JACC Asia. 2022 May 24;2(4):460-472. doi: 10.1016/j.jacasi.2022.03.004. eCollection 2022 Aug.

Abstract

Background: Artificial intelligence enables simultaneous evaluation of plaque morphology and computational physiology from optical coherence tomography (OCT).

Objectives: This study sought to appraise the predictive value of major adverse cardiovascular events (MACE) by combined plaque morphology and computational physiology.

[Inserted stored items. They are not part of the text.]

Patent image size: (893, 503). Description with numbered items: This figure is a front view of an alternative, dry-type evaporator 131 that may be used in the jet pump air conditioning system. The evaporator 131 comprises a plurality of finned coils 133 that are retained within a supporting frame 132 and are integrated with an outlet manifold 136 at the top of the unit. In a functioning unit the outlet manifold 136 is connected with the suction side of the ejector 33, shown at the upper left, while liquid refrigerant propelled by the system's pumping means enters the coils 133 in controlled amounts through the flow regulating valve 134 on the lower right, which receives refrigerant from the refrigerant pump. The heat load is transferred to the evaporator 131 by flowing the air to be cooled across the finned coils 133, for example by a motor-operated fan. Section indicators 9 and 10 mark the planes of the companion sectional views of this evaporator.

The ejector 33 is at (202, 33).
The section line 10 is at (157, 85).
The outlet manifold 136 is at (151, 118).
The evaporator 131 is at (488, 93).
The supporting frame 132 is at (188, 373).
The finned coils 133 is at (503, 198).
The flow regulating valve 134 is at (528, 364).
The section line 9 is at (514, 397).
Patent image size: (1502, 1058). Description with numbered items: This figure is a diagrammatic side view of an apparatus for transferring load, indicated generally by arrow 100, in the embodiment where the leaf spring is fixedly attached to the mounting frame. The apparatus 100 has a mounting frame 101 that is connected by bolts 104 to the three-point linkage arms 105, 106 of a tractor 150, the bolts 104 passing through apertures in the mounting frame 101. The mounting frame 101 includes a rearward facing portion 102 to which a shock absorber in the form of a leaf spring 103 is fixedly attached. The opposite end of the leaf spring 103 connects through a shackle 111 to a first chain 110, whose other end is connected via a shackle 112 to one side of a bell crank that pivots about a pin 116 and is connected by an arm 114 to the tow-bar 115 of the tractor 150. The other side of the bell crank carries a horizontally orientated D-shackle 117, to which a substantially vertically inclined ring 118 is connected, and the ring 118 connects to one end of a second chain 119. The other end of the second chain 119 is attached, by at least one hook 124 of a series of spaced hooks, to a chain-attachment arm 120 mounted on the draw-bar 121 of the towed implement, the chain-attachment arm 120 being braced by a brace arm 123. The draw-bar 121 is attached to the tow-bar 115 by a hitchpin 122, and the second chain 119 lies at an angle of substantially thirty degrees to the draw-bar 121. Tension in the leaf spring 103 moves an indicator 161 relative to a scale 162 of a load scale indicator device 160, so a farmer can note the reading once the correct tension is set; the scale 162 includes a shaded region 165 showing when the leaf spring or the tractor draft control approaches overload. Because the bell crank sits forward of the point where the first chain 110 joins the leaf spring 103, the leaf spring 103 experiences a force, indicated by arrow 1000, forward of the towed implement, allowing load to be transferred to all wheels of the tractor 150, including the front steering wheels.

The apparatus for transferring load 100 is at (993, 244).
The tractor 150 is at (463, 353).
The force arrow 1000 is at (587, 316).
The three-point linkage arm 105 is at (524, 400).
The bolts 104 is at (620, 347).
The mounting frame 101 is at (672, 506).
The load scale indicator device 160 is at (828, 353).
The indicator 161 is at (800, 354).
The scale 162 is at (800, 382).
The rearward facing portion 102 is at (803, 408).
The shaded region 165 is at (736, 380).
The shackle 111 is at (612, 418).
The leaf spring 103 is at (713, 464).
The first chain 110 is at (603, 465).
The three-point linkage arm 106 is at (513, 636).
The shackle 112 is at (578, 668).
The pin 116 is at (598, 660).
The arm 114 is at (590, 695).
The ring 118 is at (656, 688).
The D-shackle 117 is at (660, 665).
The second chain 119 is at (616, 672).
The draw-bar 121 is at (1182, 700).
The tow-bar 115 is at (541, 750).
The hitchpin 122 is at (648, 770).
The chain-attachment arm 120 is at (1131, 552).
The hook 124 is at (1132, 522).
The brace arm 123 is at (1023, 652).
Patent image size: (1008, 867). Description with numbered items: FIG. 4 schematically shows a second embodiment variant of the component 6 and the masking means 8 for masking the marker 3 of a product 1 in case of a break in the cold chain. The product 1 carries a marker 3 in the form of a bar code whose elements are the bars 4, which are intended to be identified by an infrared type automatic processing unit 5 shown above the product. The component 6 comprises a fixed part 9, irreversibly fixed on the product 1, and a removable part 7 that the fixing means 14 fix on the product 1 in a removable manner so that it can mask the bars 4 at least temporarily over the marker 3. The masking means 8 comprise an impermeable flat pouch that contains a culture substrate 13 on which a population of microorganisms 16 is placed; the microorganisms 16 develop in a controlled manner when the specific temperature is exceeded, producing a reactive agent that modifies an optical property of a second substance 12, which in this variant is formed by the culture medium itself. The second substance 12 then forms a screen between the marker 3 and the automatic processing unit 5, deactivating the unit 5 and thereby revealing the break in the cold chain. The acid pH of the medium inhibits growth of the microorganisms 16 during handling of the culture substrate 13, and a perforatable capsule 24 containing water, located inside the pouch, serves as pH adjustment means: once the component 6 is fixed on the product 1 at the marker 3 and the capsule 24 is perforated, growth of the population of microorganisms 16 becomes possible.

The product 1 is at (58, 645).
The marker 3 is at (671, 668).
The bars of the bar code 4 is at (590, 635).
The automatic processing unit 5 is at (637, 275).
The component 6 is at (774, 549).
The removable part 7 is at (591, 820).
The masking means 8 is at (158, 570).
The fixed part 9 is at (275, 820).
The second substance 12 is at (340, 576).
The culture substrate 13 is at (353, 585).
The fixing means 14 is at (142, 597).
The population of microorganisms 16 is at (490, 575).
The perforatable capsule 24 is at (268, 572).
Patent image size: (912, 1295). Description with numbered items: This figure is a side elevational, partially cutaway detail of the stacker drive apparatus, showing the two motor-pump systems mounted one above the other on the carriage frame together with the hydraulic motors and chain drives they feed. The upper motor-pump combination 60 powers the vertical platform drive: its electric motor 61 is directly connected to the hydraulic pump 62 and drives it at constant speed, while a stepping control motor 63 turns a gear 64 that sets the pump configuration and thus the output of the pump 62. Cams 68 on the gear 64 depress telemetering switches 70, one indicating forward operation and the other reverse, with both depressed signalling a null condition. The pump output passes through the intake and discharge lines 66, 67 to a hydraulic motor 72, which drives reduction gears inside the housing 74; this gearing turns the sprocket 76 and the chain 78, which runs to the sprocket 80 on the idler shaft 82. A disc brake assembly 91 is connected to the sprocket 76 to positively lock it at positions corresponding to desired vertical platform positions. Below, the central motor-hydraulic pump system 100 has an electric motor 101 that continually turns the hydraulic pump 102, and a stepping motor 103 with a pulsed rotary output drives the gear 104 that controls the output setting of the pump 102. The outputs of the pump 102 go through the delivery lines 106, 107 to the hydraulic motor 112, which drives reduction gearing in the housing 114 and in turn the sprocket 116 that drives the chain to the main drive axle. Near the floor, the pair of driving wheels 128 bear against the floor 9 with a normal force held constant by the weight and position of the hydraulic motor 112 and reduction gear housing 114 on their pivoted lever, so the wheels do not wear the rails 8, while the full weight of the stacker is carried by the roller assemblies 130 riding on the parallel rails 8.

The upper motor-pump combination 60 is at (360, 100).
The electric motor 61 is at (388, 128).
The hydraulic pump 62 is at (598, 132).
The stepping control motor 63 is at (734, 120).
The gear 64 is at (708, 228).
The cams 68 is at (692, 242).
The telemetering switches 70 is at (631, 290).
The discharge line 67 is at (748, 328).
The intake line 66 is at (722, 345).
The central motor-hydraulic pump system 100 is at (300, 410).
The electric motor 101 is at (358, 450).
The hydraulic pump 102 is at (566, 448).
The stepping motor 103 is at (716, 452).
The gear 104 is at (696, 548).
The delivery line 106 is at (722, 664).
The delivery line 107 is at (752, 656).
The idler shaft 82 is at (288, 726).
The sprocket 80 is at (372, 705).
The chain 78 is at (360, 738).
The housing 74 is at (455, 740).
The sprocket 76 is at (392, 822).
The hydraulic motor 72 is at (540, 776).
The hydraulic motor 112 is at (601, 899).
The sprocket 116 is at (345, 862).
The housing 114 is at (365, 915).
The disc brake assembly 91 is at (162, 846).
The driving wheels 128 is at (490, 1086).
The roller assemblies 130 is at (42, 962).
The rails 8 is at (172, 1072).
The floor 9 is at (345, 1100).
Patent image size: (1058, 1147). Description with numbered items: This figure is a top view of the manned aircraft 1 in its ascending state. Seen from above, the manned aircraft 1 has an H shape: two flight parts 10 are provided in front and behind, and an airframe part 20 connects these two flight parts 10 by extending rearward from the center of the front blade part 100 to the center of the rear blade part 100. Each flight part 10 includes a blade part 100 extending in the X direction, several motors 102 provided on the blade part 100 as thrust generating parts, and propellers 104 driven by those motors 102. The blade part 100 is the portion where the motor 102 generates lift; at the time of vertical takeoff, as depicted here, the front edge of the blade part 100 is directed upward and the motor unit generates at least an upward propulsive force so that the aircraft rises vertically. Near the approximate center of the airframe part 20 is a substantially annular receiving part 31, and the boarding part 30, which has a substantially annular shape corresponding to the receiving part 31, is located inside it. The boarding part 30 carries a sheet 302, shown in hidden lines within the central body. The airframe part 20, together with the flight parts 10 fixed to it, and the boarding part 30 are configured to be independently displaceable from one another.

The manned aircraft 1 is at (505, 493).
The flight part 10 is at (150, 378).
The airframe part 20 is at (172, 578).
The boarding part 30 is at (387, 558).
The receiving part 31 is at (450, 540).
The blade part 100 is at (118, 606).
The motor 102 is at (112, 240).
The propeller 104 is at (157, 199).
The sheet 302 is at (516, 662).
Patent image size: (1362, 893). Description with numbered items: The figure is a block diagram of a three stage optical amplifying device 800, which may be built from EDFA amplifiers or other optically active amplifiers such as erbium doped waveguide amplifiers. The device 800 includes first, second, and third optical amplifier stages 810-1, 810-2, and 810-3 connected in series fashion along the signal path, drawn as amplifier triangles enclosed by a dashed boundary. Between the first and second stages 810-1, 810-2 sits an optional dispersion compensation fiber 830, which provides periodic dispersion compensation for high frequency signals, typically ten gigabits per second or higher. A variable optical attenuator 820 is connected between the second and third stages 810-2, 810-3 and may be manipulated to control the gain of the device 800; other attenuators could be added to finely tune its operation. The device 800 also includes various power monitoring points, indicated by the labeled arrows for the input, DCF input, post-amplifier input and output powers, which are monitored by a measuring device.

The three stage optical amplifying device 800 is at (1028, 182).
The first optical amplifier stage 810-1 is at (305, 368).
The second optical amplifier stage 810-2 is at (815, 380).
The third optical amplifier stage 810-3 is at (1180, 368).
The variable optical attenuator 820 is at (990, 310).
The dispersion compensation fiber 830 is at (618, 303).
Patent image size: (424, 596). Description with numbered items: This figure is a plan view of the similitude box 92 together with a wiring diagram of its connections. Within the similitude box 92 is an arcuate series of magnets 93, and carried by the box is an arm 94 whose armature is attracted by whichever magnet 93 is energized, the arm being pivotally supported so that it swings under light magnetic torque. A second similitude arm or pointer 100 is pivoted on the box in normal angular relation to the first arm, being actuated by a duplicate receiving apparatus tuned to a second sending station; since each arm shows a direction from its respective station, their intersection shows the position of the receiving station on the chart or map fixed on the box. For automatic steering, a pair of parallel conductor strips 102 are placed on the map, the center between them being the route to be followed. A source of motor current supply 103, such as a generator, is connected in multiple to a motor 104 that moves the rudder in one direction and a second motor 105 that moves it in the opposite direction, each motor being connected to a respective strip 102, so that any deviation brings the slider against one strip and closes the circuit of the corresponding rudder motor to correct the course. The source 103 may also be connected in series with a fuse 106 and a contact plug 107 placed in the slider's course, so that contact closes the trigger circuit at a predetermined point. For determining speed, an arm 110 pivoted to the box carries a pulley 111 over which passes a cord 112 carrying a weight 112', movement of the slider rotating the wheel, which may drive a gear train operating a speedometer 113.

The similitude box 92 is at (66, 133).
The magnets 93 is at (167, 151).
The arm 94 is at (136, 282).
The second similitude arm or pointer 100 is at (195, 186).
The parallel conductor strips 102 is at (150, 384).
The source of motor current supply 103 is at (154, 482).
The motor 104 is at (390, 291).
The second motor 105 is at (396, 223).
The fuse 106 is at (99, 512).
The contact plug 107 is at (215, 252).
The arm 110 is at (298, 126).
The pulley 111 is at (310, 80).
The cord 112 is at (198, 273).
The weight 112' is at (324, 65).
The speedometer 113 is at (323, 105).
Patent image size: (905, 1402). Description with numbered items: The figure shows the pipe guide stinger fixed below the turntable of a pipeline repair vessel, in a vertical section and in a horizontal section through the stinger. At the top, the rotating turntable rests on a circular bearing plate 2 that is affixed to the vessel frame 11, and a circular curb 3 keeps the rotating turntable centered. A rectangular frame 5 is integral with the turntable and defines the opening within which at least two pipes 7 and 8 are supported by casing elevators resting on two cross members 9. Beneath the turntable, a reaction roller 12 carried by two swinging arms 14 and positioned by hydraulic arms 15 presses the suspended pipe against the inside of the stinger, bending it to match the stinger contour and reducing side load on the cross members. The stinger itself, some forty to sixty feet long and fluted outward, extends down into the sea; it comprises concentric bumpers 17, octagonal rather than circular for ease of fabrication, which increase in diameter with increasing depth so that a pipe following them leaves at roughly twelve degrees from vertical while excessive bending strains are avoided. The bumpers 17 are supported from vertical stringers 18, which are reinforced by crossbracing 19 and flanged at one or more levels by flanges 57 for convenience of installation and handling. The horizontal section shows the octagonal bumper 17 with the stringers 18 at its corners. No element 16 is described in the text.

Methods: A total of 604 patients with acute coronary syndrome who underwent OCT imaging in ≥1 nonculprit vessel during index coronary angiography were retrospectively enrolled. A novel morphologic index, named the lipid-to-cap ratio (LCR), and a functional parameter to evaluate the physiologic significance of coronary stenosis from OCT, namely, the optical flow ratio (OFR), were calculated from OCT, together with classical morphologic parameters, like thin-cap fibroatheroma (TCFA) and minimal lumen area.

Results: The 2-year cumulative incidence of a composite of nonculprit vessel-related cardiac death, cardiac arrest, acute myocardial infarction, and ischemia-driven revascularization (NCV-MACE) at 2 years was 4.3%. Both LCR (area under the curve [AUC]: 0.826; 95% CI: 0.793-0.855) and OFR (AUC: 0.838; 95% CI: 0.806-0.866) were superior to minimal lumen area (AUC: 0.618; 95% CI: 0.578-0.657) in predicting NCV-MACE at 2 years. Patients with both an LCR of >0.33 and an OFR of ≤0.84 had significantly higher risk of NCV-MACE at 2 years than patients in whom at least 1 of these 2 parameters was normal (HR: 42.73; 95% CI: 12.80-142.60; P < 0.001). The combination of thin-cap fibroatheroma and OFR also identified patients at higher risk of future events (HR: 6.58; 95% CI: 2.83-15.33; P < 0.001).

Conclusions: The combination of LCR with OFR permits the identification of a subgroup of patients with 43-fold higher risk of recurrent cardiovascular events in the nonculprit vessels after acute coronary syndrome.

Keywords: ACS, acute coronary syndrome; AI, artificial intelligence; AUC, area under the curve; FCT, fibrous cap thickness; FFR, fractional flow reserve; LAD, left anterior descending; LCR, lipid-to-cap ratio; MACE, major adverse cardiovascular events; MI, myocardial infarction; MLA, minimal lumen area; NCV-MACE, nonculprit vessel–related major adverse cardiovascular events; OCT, optical coherence tomography; OFR, optical flow ratio; PCI, percutaneous coronary intervention; ROC, receiver-operating characteristic; TCFA, thin-cap fibroatheroma; acute coronary syndrome; coronary physiology; iFR, instantaneous wave-free ratio; optical coherence tomography; optical flow ratio; thin-cap fibroatheroma; vulnerable plaque.